Abstract

Two mechanisms at the origin of profile consistency in models of electrostatic turbulence in magnetized plasmas are considered. One involves turbulent diffusion in collisionless plasmas and the subsequent turbulent equipartition of Lagrangian invariants. By the very nature of its definition, this state can only be reached in the absence of imposed fluxes of the transported quantities.
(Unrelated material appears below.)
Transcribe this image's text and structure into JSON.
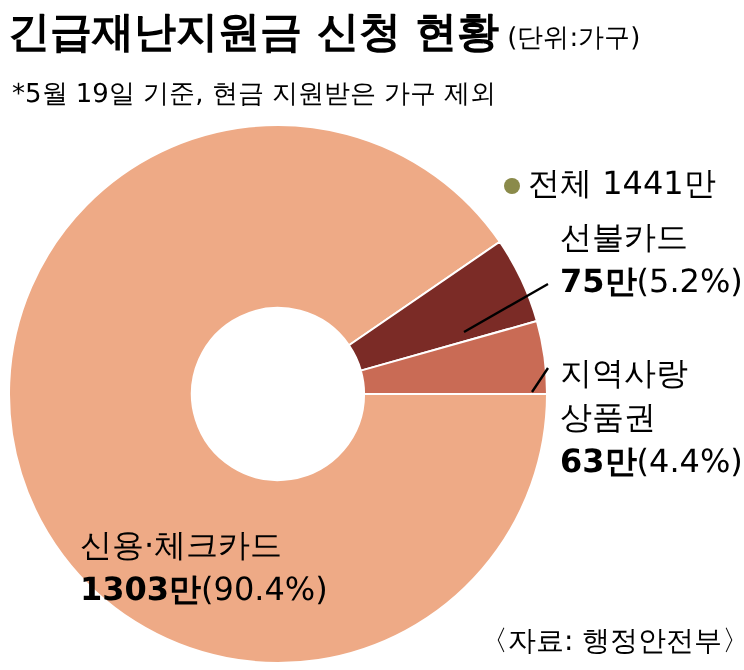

As such, the concept of turbulent equipartition cannot be used to interpret profiles in numerical simulations of interchange modes, as it has nevertheless been done in the past. It is shown in this article that for interchange modes, profile consistency is in fact due to mixing by persistent large-scale convective cells. This mechanism is not a turbulent diffusion, cannot occur in collisionless systems, and is the analog of the well-known laminar “magnetic flux expulsion” in magnetohydrodynamics. This expulsion process involves a “pinch” across closed streamlines and further results in the formation of pressure fingers along the separatrix of the convective cells. By nature, these coherent structures are dissipative because the mixing process that leads to their formation relies on a finite amount of collisional diffusion. Numerical simulations of two-dimensional interchange modes confirm the role of laminar expulsion by convective cells for profile consistency and structure formation. They also show that the fingerlike pressure structures ultimately control the rate of heat transport across the plasma layer and thus the transport scaling at large Rayleigh numbers. This contradicts mixing-length arguments which do not account for collisional processes. For interchange modes, the problem of coherent structure formation, profile consistency, and transport scaling are thus intimately linked.